For single source file C++ abstractions, SYCL is the natural choice. It’s an open standard, single source, modern C++ parallel programming model from Khronos. Intel has recently announced that the “Data Parallel C++ (DPC++)” language which is a key component of their “oneAPI” programming model is based on SYCL (with some Intel extensions if you want to use them). As such there is momentum behind SYCL in the HPC space, but this needs to be boosted by support from all vendors in their own compilers. At the moment, no other hardware vendor has announced SYCL support, though there are independent software vendors (such as Codeplay) who are producing LLVM based SYCL implementations. We’ve had great success running SYCL code on GPUs from Intel, AMD and NVIDIA, and on CPUs from Intel, and are expanding our experience with support for other CPUs. The results were presented at IWOCL and SYCLCon 2020 (watch the presentation online) and demonstrate that performance code to the proprietary vendor languages was possible for a variety of codes. We used community tools for many of the results but as a community we need commitment of vendor support from all.

Pragmatism

The presence of the C++ abstraction layers Kokkos from Sandia National Laboratory and RAJA from Lawrence Livermore National Laboratory shows the urgent requirement for performance portable programming models that are available today. These layers come with different, potentially target specific, backends which enable support on many platforms for different vendors without requiring significant user-level code changes once the abstraction has been introduced. The labs write backends in whatever language is required to run on their next platform.

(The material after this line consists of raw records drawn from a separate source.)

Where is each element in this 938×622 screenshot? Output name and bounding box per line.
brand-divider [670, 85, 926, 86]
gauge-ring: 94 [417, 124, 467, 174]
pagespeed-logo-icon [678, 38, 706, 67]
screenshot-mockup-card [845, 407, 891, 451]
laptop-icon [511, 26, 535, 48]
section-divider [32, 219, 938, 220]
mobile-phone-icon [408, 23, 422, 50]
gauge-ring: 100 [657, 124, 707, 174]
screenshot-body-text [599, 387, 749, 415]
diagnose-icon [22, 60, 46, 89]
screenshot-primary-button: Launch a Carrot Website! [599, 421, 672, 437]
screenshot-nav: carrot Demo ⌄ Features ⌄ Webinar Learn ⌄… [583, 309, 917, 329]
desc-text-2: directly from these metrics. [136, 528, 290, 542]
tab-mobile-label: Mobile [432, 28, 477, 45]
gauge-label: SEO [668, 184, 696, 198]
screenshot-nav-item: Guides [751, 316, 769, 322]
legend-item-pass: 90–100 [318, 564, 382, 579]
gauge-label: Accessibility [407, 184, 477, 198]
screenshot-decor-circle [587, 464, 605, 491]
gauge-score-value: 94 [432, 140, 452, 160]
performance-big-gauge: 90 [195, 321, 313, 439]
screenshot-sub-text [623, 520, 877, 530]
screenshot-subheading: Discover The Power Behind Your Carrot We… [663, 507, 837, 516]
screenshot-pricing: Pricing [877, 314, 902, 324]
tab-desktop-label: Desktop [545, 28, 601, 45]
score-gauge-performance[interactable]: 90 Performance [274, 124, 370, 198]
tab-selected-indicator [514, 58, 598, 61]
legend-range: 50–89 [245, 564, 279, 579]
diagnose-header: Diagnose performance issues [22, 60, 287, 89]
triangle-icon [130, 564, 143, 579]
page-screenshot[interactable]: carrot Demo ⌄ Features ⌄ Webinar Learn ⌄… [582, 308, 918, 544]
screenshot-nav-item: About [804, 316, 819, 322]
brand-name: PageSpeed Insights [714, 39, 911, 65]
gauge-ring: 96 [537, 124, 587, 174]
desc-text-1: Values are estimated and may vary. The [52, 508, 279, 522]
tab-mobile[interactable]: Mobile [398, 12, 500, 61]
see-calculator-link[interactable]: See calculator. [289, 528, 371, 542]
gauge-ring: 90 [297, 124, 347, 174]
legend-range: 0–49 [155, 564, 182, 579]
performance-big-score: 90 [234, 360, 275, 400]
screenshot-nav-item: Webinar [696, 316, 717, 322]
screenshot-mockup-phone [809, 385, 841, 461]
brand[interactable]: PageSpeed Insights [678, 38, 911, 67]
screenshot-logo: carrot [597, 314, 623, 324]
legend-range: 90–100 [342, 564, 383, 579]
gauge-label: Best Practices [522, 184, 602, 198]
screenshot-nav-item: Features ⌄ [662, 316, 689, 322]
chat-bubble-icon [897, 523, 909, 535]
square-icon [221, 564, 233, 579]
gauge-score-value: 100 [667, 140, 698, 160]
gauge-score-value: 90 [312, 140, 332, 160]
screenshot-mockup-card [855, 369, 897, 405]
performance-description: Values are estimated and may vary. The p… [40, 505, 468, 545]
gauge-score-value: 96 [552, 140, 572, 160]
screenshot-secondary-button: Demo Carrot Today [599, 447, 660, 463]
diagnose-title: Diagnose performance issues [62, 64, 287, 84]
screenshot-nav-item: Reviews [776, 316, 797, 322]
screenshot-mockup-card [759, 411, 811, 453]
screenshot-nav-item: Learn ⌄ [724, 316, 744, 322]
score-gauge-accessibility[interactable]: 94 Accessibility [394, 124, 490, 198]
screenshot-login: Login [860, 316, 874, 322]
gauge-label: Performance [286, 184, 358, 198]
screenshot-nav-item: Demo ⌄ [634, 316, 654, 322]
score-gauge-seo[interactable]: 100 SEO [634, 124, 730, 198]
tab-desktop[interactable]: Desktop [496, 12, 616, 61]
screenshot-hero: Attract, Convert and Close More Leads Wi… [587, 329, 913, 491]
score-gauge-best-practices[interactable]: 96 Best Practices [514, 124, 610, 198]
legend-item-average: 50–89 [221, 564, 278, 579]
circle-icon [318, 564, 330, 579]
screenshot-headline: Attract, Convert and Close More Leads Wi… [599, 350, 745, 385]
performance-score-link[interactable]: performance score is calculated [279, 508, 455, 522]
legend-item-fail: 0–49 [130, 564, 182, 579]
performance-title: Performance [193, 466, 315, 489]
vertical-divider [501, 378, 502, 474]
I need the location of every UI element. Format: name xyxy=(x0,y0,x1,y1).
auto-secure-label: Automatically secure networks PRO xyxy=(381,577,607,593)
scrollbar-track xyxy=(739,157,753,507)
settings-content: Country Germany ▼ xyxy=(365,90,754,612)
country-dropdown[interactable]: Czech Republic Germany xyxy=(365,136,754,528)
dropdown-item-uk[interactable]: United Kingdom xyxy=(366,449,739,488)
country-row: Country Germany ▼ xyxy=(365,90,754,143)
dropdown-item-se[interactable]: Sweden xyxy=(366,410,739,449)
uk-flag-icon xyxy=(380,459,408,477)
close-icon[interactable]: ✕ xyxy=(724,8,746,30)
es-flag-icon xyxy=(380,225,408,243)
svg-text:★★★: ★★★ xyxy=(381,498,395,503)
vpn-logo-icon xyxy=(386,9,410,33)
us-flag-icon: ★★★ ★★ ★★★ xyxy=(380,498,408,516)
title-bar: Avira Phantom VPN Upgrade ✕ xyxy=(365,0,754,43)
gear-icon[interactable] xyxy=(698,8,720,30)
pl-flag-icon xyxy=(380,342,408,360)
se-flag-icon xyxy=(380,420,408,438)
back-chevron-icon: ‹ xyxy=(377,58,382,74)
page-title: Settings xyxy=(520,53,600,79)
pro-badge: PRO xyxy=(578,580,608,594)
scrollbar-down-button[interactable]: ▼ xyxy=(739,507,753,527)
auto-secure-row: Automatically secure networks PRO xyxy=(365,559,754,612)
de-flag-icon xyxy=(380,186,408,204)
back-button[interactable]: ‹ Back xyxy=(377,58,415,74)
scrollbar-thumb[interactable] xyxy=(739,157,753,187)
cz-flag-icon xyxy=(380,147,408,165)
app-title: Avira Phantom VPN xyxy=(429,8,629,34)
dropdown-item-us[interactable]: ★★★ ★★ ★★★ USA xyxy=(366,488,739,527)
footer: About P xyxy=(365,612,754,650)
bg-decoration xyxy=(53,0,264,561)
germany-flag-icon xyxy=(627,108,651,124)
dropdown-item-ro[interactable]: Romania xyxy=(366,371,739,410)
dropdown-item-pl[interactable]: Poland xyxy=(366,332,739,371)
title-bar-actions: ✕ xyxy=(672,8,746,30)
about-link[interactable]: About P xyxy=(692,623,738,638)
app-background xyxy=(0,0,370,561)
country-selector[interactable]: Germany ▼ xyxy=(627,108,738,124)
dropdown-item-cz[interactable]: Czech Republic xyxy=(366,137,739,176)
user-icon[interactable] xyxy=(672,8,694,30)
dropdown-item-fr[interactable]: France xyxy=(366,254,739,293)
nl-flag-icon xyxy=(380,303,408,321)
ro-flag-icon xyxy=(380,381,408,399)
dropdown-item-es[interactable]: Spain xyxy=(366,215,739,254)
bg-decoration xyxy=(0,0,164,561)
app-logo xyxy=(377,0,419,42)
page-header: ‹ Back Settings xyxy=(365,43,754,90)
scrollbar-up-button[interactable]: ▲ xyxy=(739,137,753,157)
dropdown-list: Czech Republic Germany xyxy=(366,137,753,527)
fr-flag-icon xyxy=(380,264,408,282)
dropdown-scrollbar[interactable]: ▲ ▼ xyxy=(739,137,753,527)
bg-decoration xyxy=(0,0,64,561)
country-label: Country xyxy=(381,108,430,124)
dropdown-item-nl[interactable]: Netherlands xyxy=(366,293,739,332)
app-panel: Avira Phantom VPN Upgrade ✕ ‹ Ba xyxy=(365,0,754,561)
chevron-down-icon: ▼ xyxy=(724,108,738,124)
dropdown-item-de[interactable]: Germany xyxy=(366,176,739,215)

The results are promising as performance is often close to native performance (see our P3HPC study for examples). Unfortunately, some backends are missing from their mainstream releases so not all platforms are yet supported. However the range of US Exascale systems due to come online over the coming years should widen the support.

These layers, along with SYCL, are also trying to inform the direction of standard C++, so we can hope that by about 2030 this debate will become moot, since the answer will just be “ISO C++”. This isn’t a new idea though: Fortran has long since included parallel execution through Coarrays and DO CONCURENT blocks, however that support has not proved sufficient on its own. Luckily, the common DNA in all these C++ abstractions (Kokkos, RAJA and SYCL) means that porting between them can often be a straightforward exercise.

Taking stock

It’s tricky to advise on just picking one model to write code in today. This is a much more difficult question to answer than it first appears. Open standards are the best answer we have to encourage the diversity and choice in hardware we need in HPC. But whatever the solution is, it requires support from a wide range of platforms and the current landscape has some areas for improvement. Perhaps we need to think of HPC codes a fluid objects, and so the approach we take today should be flexible to morph into whatever becomes the next best approach.

Let’s use these ideas to start a discussion in the community. Which programming model would you recommend today? And why?